Most engines will make maximum power at an A/F ratio somewhere between 11,5 (λ = 11,5/14,7 = 0,78) and 13,0 (λ = 13,0/14,7 = 0,88) but the EGT may vary pretty dramatically dependent on a number of other factors such as the altitude, air temperature, relative humidity, etc.  Maximum power for the two-strokes we run in karting usually occurs at a lambda of about 0,86.  If the λ is much less than this, the exhaust gas will contain unburnt fuel and unused oxygen, plus conditions in the hot exhaust may produce combustion resulting in a ‘popping’ sound being heard by the driver.  Once again, the Micro and Mini classes are the odd ones out here and make their best power at lambda values approaching 1,0 or even a bit more i.e. they need to run a bit leaner than one would expect to be the case.

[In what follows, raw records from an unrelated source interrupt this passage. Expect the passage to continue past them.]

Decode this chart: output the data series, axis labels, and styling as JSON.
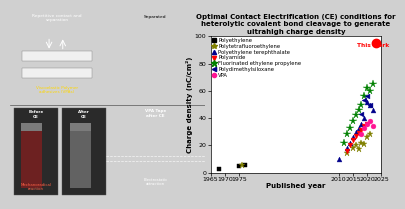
{
  "title": "Optimal Contact Electrification (CE) conditions for\nheterolytic covalent bond cleavage to generate\nultrahigh charge density",
  "xlabel": "Published year",
  "ylabel": "Charge density (nC/cm²)",
  "xlim": [
    1965,
    2025
  ],
  "ylim": [
    0,
    100
  ],
  "yticks": [
    0,
    20,
    40,
    60,
    80,
    100
  ],
  "xticks": [
    1965,
    1970,
    1975,
    2010,
    2015,
    2020,
    2025
  ],
  "xticklabels": [
    "1965",
    "1970",
    "1975",
    "2010",
    "2015",
    "2020",
    "2025"
  ],
  "series": [
    {
      "label": "Polyethylene",
      "color": "#000000",
      "marker": "s",
      "ms": 2.5,
      "points": [
        [
          1968,
          2.5
        ],
        [
          1975,
          5.0
        ],
        [
          1977,
          5.5
        ]
      ]
    },
    {
      "label": "Polytetrafluoroethylene",
      "color": "#808000",
      "marker": "*",
      "ms": 4.5,
      "points": [
        [
          1976,
          5.5
        ],
        [
          2013,
          14
        ],
        [
          2015,
          18
        ],
        [
          2016,
          20
        ],
        [
          2017,
          17
        ],
        [
          2018,
          22
        ],
        [
          2019,
          21
        ],
        [
          2020,
          26
        ],
        [
          2021,
          28
        ]
      ]
    },
    {
      "label": "Polyethylene terephthalate",
      "color": "#00008B",
      "marker": "^",
      "ms": 3.5,
      "points": [
        [
          2010,
          10
        ],
        [
          2013,
          18
        ],
        [
          2014,
          22
        ],
        [
          2015,
          26
        ],
        [
          2016,
          30
        ],
        [
          2017,
          33
        ],
        [
          2018,
          36
        ],
        [
          2019,
          40
        ],
        [
          2020,
          52
        ],
        [
          2021,
          50
        ],
        [
          2022,
          46
        ]
      ]
    },
    {
      "label": "Polyamide",
      "color": "#FF0000",
      "marker": "v",
      "ms": 3.5,
      "points": [
        [
          2013,
          16
        ],
        [
          2014,
          20
        ],
        [
          2015,
          24
        ],
        [
          2016,
          27
        ],
        [
          2017,
          29
        ],
        [
          2018,
          31
        ],
        [
          2019,
          34
        ],
        [
          2020,
          36
        ]
      ]
    },
    {
      "label": "Fluorinated ethylene propylene",
      "color": "#008000",
      "marker": "*",
      "ms": 5.5,
      "points": [
        [
          2012,
          22
        ],
        [
          2013,
          28
        ],
        [
          2014,
          33
        ],
        [
          2015,
          38
        ],
        [
          2016,
          42
        ],
        [
          2017,
          46
        ],
        [
          2018,
          50
        ],
        [
          2019,
          56
        ],
        [
          2020,
          62
        ],
        [
          2021,
          60
        ],
        [
          2022,
          65
        ]
      ]
    },
    {
      "label": "Polydimethylsiloxane",
      "color": "#00008B",
      "marker": "<",
      "ms": 3.5,
      "points": [
        [
          2018,
          43
        ],
        [
          2019,
          53
        ],
        [
          2020,
          56
        ],
        [
          2021,
          50
        ]
      ]
    },
    {
      "label": "VPA",
      "color": "#FF1493",
      "marker": "o",
      "ms": 3.5,
      "points": [
        [
          2018,
          28
        ],
        [
          2019,
          33
        ],
        [
          2020,
          36
        ],
        [
          2021,
          38
        ],
        [
          2022,
          34
        ]
      ]
    }
  ],
  "this_work_year": 2023,
  "this_work_value": 95,
  "this_work_color": "#FF0000",
  "this_work_ms": 6,
  "background_color": "#ffffff",
  "title_fontsize": 5.0,
  "label_fontsize": 5.0,
  "tick_fontsize": 4.5,
  "legend_fontsize": 3.8,
  "left_bg": "#1c1c1c",
  "left_text_color_white": "#ffffff",
  "left_text_color_yellow": "#FFD700",
  "left_text_color_red": "#FF6347",
  "tape_color": "#f0f0f0",
  "vial_left_color": "#7a2020",
  "vial_right_color": "#888888"
}
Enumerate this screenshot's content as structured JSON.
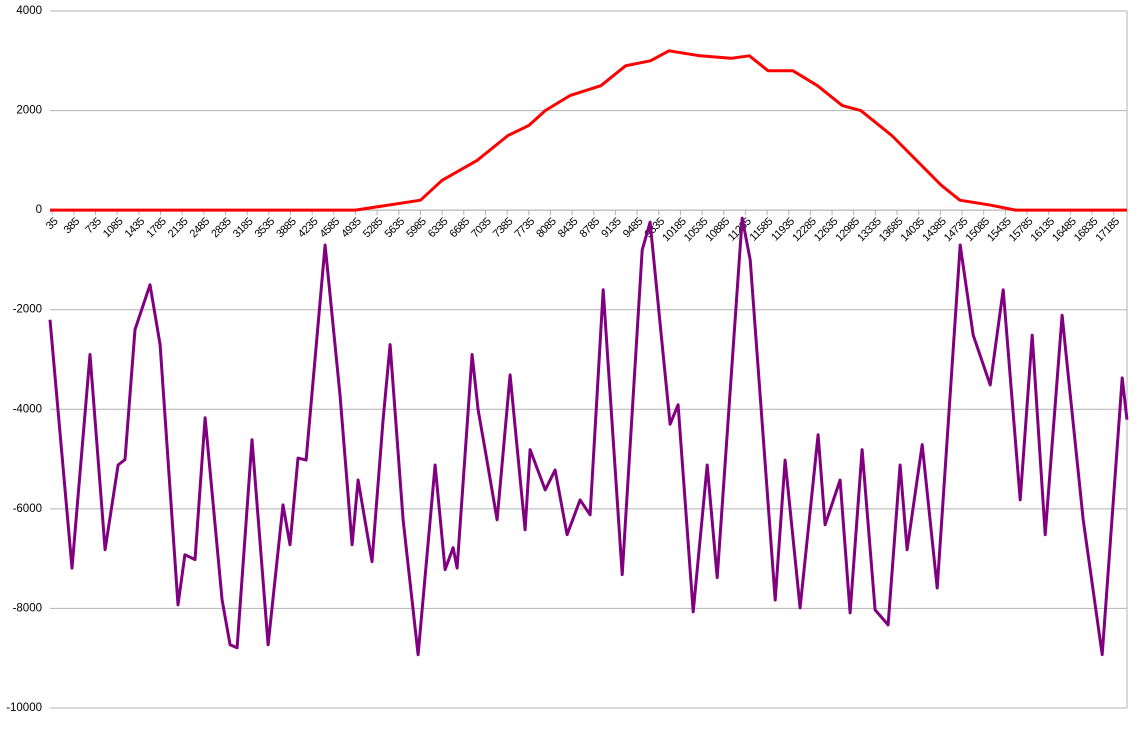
{
  "chart_data": {
    "type": "line",
    "xlim": [
      0,
      17400
    ],
    "xticks": [
      35,
      385,
      735,
      1085,
      1435,
      1785,
      2135,
      2485,
      2835,
      3185,
      3535,
      3885,
      4235,
      4585,
      4935,
      5285,
      5635,
      5985,
      6335,
      6685,
      7035,
      7385,
      7735,
      8085,
      8435,
      8785,
      9135,
      9485,
      9835,
      10185,
      10535,
      10885,
      11235,
      11585,
      11935,
      12285,
      12635,
      12985,
      13335,
      13685,
      14035,
      14385,
      14735,
      15085,
      15435,
      15785,
      16135,
      16485,
      16835,
      17185
    ],
    "ylim": [
      -10000,
      4000
    ],
    "yticks": [
      -10000,
      -8000,
      -6000,
      -4000,
      -2000,
      0,
      2000,
      4000
    ],
    "grid": true,
    "series": [
      {
        "color": "#ff0000",
        "x": [
          0,
          4935,
          5985,
          6335,
          6900,
          7400,
          7735,
          8000,
          8400,
          8900,
          9300,
          9700,
          10000,
          10500,
          11000,
          11300,
          11600,
          12000,
          12400,
          12800,
          13100,
          13600,
          14000,
          14400,
          14700,
          15200,
          15600,
          17400
        ],
        "values": [
          0,
          0,
          200,
          600,
          1000,
          1500,
          1700,
          2000,
          2300,
          2500,
          2900,
          3000,
          3200,
          3100,
          3050,
          3100,
          2800,
          2800,
          2500,
          2100,
          2000,
          1500,
          1000,
          500,
          200,
          100,
          0,
          0
        ]
      },
      {
        "color": "#800080",
        "x": [
          0,
          355,
          646,
          890,
          1100,
          1212,
          1374,
          1616,
          1778,
          2068,
          2180,
          2343,
          2505,
          2780,
          2909,
          3022,
          3264,
          3523,
          3765,
          3878,
          4007,
          4137,
          4444,
          4686,
          4880,
          4977,
          5203,
          5381,
          5494,
          5704,
          5947,
          6222,
          6383,
          6513,
          6577,
          6820,
          6917,
          7030,
          7224,
          7434,
          7676,
          7757,
          8000,
          8161,
          8355,
          8565,
          8726,
          8937,
          9244,
          9567,
          9696,
          9858,
          10019,
          10148,
          10391,
          10617,
          10779,
          11183,
          11312,
          11716,
          11877,
          12119,
          12410,
          12523,
          12765,
          12927,
          13121,
          13331,
          13541,
          13735,
          13848,
          14091,
          14333,
          14705,
          14915,
          15190,
          15400,
          15674,
          15868,
          16078,
          16352,
          16450,
          16692,
          16999,
          17322,
          17400
        ],
        "values": [
          -2200,
          -7190,
          -2900,
          -6820,
          -5120,
          -5010,
          -2400,
          -1500,
          -2700,
          -7930,
          -6920,
          -7020,
          -4170,
          -7830,
          -8730,
          -8790,
          -4610,
          -8730,
          -5920,
          -6720,
          -4980,
          -5020,
          -700,
          -3710,
          -6720,
          -5420,
          -7060,
          -4210,
          -2700,
          -6220,
          -8930,
          -5120,
          -7220,
          -6780,
          -7190,
          -2900,
          -4010,
          -4810,
          -6220,
          -3310,
          -6420,
          -4810,
          -5620,
          -5220,
          -6520,
          -5820,
          -6120,
          -1600,
          -7320,
          -800,
          -240,
          -2300,
          -4300,
          -3910,
          -8070,
          -5120,
          -7380,
          -160,
          -1000,
          -7830,
          -5020,
          -7990,
          -4510,
          -6320,
          -5420,
          -8090,
          -4810,
          -8030,
          -8330,
          -5120,
          -6820,
          -4710,
          -7590,
          -700,
          -2510,
          -3510,
          -1600,
          -5820,
          -2510,
          -6520,
          -2110,
          -3310,
          -6220,
          -8930,
          -3370,
          -4210
        ]
      }
    ]
  }
}
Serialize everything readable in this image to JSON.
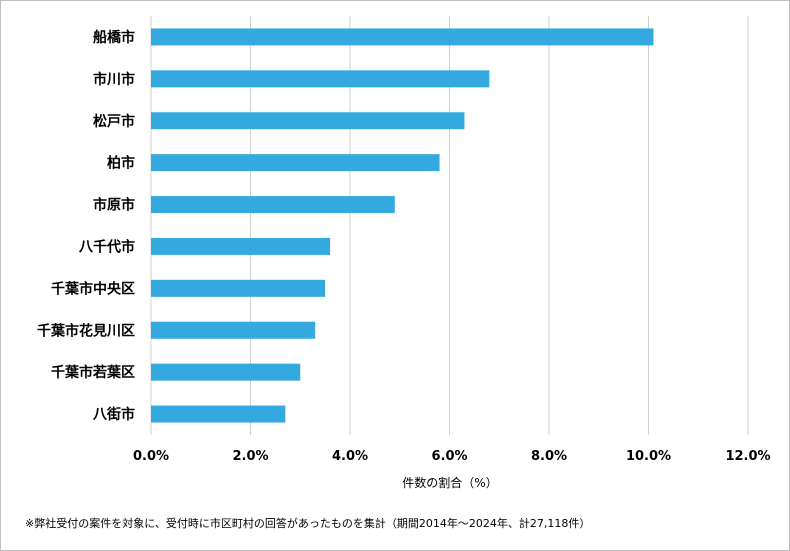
{
  "chart_data": {
    "type": "bar",
    "orientation": "horizontal",
    "categories": [
      "船橋市",
      "市川市",
      "松戸市",
      "柏市",
      "市原市",
      "八千代市",
      "千葉市中央区",
      "千葉市花見川区",
      "千葉市若葉区",
      "八街市"
    ],
    "values": [
      10.1,
      6.8,
      6.3,
      5.8,
      4.9,
      3.6,
      3.5,
      3.3,
      3.0,
      2.7
    ],
    "xlim": [
      0,
      12
    ],
    "xticks": [
      "0.0%",
      "2.0%",
      "4.0%",
      "6.0%",
      "8.0%",
      "10.0%",
      "12.0%"
    ],
    "xlabel": "件数の割合（%）",
    "grid": true,
    "bar_color": "#33a9e0"
  },
  "footnote": "※弊社受付の案件を対象に、受付時に市区町村の回答があったものを集計（期間2014年～2024年、計27,118件）"
}
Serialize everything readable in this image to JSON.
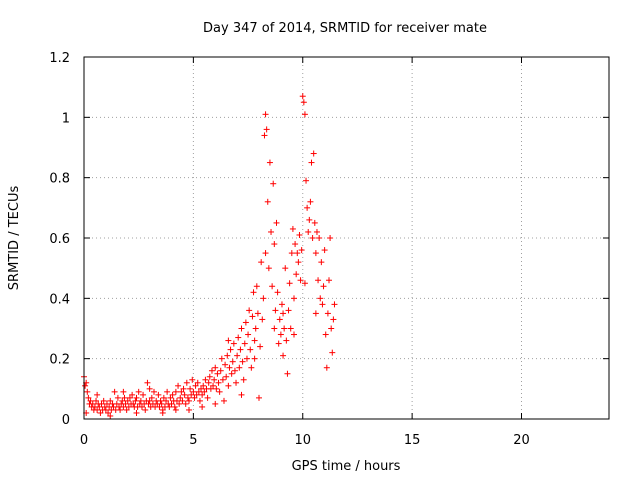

Note that at the point of maximum power, the EGT reading has a certain value which is below the maximum on the curve, and that is because the excess fuel present cools off the combustion gasses.  An identical reading of EGT can also be achieved on the ‘opposite’ side of the curve when you are running a lot leaner and making a lot less power in the process, so be well aware of this phenomenon.  Of course, you won’t be running a full lap at wide open throttle trying to make the best power, because unfortunately for the speed demon dragsters out there, the track designer added in a few tricky bits where you need to tap off, slam on brakes and use some driving skills so that others don’t end up overtaking you.  As a result, if you could plot the lambda readings over the whole lap, you’d end up with an average much closer to 1,0.  Just a word of caution if you are comparing your EGT with that on another engine – the temperature reading is dependent on where the probe is located both in the distance it is fitted from the exhaust port and also how far the tip of the probe is located into the stream of hot gasses, so you may well be comparing apples with oranges.

 

What’s the best

Remember that keeping an eye on the temperatures is just another tool in your tool-bag to assist you in understanding how to get the best out of the engine, and by implication, closer to getting your grubby paws on the silverware at the end of a day’s karting.  Altering your jetting using relative air density (discussed in another chapter) is another good tool, just as is the case with correct chassis setup, or tyre setup, etc.  Ultimately, there is only one gauge that always tells the truth, and that’s the stopwatch.